In people with chronic illnesses, self-management education can reduce anxiety and depression. Those benefits, however, decay over time. Efforts have been made to prevent or minimize that “decay of impact”, but they have not been based on information about the decay’s characteristics, and they have failed. Here we show how the decay’s basic characteristics (prevalence, timing, and magnitude) can be quantified. Regarding anxiety and depression, we also report the prevalence, timing, and magnitude of the decay.
Adults with various chronic conditions participated in a self-management educational program (n = 369). Data were collected with the Hospital Anxiety and Depression Scale four times over one year. Using within-person effect sizes, we defined decay of impact as a decline of ≥0.5 standard deviations after improvement by at least the same amount. We also interpret the results using previously-set criteria for non-cases, possible cases, and probable cases.

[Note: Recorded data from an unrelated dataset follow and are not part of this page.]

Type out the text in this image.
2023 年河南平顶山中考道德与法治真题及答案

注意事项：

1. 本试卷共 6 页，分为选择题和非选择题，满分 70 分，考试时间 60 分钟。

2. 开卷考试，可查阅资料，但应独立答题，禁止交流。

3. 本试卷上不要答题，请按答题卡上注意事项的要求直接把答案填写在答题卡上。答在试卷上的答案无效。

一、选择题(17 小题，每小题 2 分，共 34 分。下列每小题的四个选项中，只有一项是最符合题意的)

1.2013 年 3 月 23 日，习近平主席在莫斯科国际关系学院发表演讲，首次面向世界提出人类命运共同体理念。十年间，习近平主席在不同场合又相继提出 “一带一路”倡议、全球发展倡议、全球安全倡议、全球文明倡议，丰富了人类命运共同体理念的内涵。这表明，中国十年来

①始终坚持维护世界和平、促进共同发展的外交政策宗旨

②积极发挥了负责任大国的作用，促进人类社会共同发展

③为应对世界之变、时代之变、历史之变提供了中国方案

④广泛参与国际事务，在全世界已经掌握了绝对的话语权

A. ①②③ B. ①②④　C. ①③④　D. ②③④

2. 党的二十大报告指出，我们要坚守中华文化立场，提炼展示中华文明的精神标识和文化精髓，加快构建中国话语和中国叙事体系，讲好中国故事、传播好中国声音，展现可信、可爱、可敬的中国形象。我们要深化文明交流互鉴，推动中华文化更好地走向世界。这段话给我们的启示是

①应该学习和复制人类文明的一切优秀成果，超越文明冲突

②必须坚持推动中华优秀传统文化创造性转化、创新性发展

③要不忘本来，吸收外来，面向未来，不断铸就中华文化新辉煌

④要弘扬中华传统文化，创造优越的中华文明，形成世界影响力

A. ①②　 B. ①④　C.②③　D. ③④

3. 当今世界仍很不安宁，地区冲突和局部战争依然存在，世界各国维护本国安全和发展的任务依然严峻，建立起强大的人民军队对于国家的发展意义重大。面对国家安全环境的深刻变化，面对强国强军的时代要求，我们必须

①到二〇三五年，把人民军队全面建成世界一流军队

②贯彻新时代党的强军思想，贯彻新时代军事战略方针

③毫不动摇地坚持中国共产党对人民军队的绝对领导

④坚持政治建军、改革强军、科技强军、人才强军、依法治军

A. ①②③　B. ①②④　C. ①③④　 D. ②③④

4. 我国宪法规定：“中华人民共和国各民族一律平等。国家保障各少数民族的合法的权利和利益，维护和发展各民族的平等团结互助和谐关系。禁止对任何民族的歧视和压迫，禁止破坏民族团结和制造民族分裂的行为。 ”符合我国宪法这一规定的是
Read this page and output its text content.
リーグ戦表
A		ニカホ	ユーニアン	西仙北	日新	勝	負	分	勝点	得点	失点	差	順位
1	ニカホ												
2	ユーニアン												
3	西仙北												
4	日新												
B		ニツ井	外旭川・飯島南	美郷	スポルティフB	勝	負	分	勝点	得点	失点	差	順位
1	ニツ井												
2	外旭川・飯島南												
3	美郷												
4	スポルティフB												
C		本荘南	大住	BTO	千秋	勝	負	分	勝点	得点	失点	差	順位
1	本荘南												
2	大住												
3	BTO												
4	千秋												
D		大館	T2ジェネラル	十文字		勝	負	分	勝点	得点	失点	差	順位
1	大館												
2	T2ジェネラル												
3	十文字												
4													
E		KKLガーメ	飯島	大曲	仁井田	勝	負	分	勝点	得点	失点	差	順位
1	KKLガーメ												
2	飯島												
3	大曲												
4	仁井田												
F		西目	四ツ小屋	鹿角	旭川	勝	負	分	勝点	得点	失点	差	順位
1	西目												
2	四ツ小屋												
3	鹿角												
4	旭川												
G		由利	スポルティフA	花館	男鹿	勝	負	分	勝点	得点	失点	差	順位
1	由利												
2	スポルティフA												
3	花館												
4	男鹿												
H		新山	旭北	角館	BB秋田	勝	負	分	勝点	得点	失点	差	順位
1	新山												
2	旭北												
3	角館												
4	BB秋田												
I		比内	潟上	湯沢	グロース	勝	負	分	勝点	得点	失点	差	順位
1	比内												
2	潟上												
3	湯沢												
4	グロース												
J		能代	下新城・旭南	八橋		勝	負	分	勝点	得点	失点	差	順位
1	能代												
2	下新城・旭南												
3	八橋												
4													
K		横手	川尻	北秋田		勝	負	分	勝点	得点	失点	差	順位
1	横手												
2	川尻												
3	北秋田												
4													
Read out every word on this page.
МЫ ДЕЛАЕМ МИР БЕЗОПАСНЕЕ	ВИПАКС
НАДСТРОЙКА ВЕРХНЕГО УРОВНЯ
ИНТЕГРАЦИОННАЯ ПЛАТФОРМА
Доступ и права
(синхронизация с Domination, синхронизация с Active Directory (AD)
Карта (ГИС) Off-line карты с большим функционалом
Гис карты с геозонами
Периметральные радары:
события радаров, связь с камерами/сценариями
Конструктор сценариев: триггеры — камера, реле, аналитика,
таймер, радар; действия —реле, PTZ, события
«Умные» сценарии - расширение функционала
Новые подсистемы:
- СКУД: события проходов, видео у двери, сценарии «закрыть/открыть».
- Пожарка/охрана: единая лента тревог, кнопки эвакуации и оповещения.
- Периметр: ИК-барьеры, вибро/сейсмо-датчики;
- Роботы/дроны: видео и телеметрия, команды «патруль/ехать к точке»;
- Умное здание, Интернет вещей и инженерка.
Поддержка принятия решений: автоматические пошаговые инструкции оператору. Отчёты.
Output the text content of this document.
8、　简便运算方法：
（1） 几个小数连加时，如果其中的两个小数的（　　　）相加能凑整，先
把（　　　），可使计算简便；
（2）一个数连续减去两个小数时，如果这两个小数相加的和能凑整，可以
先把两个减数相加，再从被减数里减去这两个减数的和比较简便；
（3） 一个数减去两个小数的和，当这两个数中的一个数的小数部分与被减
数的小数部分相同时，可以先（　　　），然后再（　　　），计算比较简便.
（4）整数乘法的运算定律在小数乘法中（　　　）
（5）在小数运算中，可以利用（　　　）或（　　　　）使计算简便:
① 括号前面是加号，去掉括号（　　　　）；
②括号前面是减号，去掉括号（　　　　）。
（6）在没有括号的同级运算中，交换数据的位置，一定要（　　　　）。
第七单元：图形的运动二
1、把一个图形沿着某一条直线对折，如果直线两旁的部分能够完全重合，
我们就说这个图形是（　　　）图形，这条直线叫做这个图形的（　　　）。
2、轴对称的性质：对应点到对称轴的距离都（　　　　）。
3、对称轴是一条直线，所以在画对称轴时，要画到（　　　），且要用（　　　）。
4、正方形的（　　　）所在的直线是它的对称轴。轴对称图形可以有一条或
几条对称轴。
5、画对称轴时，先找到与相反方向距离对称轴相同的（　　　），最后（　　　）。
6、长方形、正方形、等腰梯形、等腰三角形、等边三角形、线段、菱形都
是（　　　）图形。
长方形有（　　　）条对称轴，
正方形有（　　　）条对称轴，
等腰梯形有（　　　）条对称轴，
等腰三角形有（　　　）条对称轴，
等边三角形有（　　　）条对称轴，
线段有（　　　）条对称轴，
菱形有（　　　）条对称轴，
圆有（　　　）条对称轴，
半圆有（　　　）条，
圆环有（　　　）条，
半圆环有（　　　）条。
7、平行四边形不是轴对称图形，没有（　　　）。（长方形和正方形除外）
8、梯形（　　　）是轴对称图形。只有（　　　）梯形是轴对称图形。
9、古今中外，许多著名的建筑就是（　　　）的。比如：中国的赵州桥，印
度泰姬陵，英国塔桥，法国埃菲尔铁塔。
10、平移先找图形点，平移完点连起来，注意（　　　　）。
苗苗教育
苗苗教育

Prevalence: On anxiety, decay occurred in 19% of the participants (70/369), and on depression it occurred in 24% (90/369). Timing: In about one third of those with decay, it began 3 months after the baseline measurement (6 weeks after the educational program ended). Magnitude: The median magnitudes of decay on anxiety and on depression were both 4 points, which was about 1 standard deviation. Early in the follow-up year, many participants with decay moved into less severe clinical categories (e.g., becoming non-cases). Later, many of them moved into more severe categories (e.g., becoming probable cases).
Decay of impact can be identified and quantified from within-person effect sizes. This decay occurs in about one fifth or more of this program’s participants. It can start soon after the program ends, and it is large enough to be clinically important. These findings can be used to plan interventions aimed at preventing or minimizing the decay of impact.